= Dianna Xu =

Mathematician and computer scientist

Yilun Dianna Xu is a mathematician and computer scientist whose research concerns the computational geometry of curves and surfaces, computer vision, and computer graphics. She is a professor of computer science at Bryn Mawr College where she chairs the computer science department.

==Education and career==
Xu graduated from Smith College in 1996, with a bachelor's degree in computer science. She credits going to a women's college with the nurturing environment that allowed her to become interested in computer science.

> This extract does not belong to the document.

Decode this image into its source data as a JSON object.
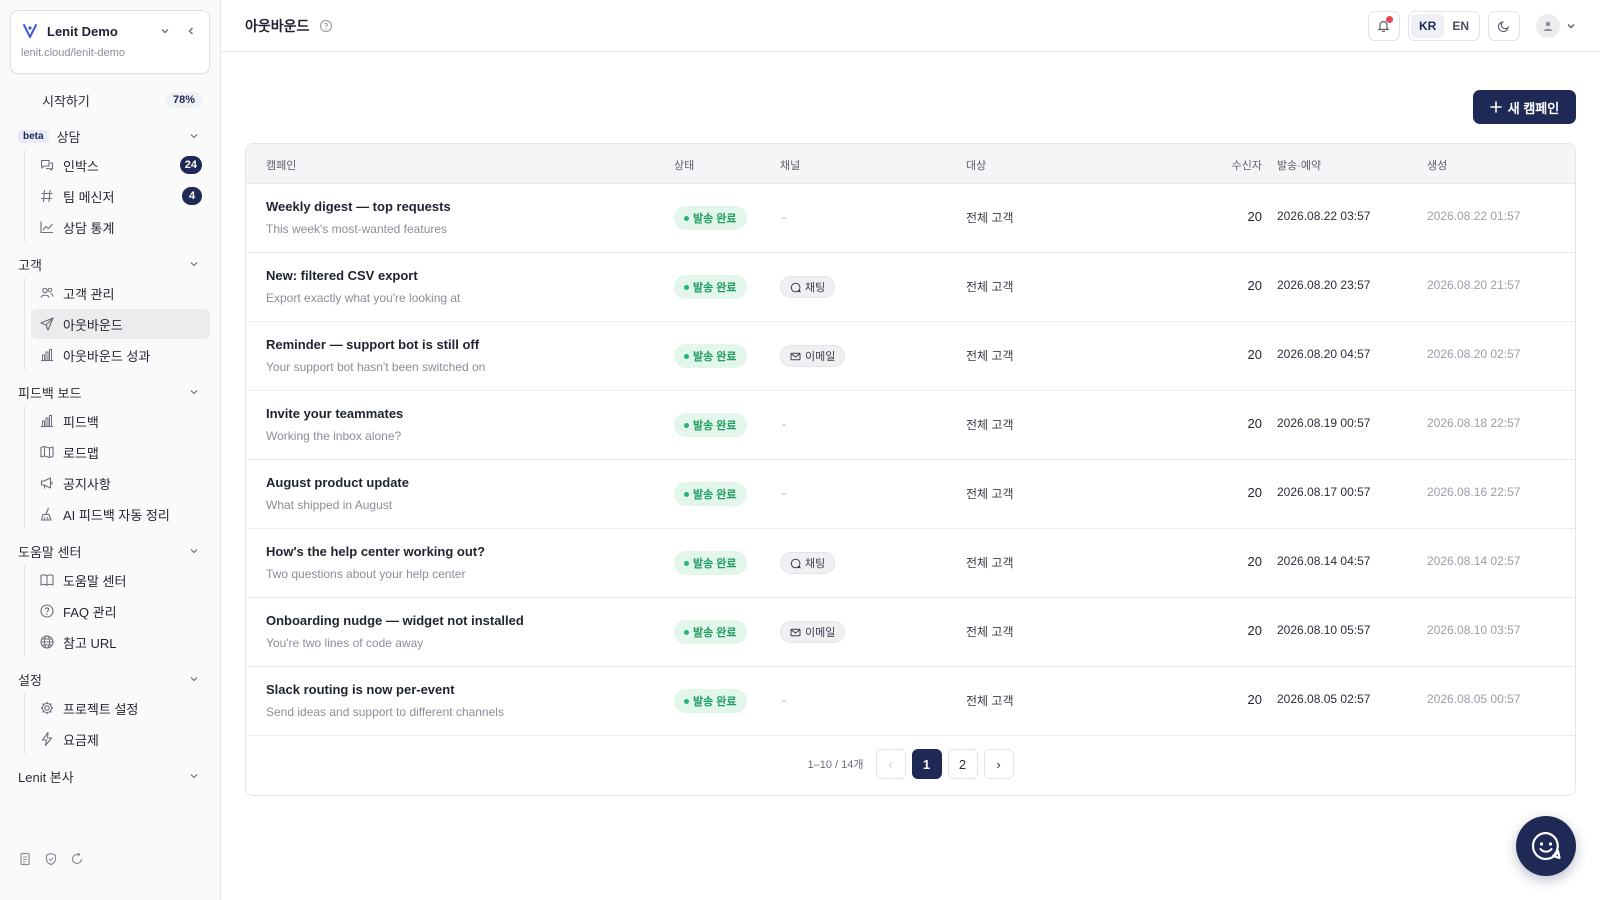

She completed her Ph.D. in 2002 in computer and information science at the University of Pennsylvania. Her dissertation, Incremental Algorithms for the Design of Triangular-Based Spline Surfaces, was supervised by Jean Gallier. After staying at Pennsylvania as a postdoctoral researcher, she joined the Bryn Mawr faculty in 2004.

==Books==
With Ira Greenberg and Deepak Kumar, Xu is the author of Processing: Creative Coding and Generative Art in Processing 2 (Springer, 2013), a tutorial introduction to Processing, an open-source graphical library and integrated development environment built for the electronic arts, new media art, and visual design communities.
With Jean Gallier, she is the author of A Guide to the Classification Theorem for Compact Surfaces (Springer, 2013).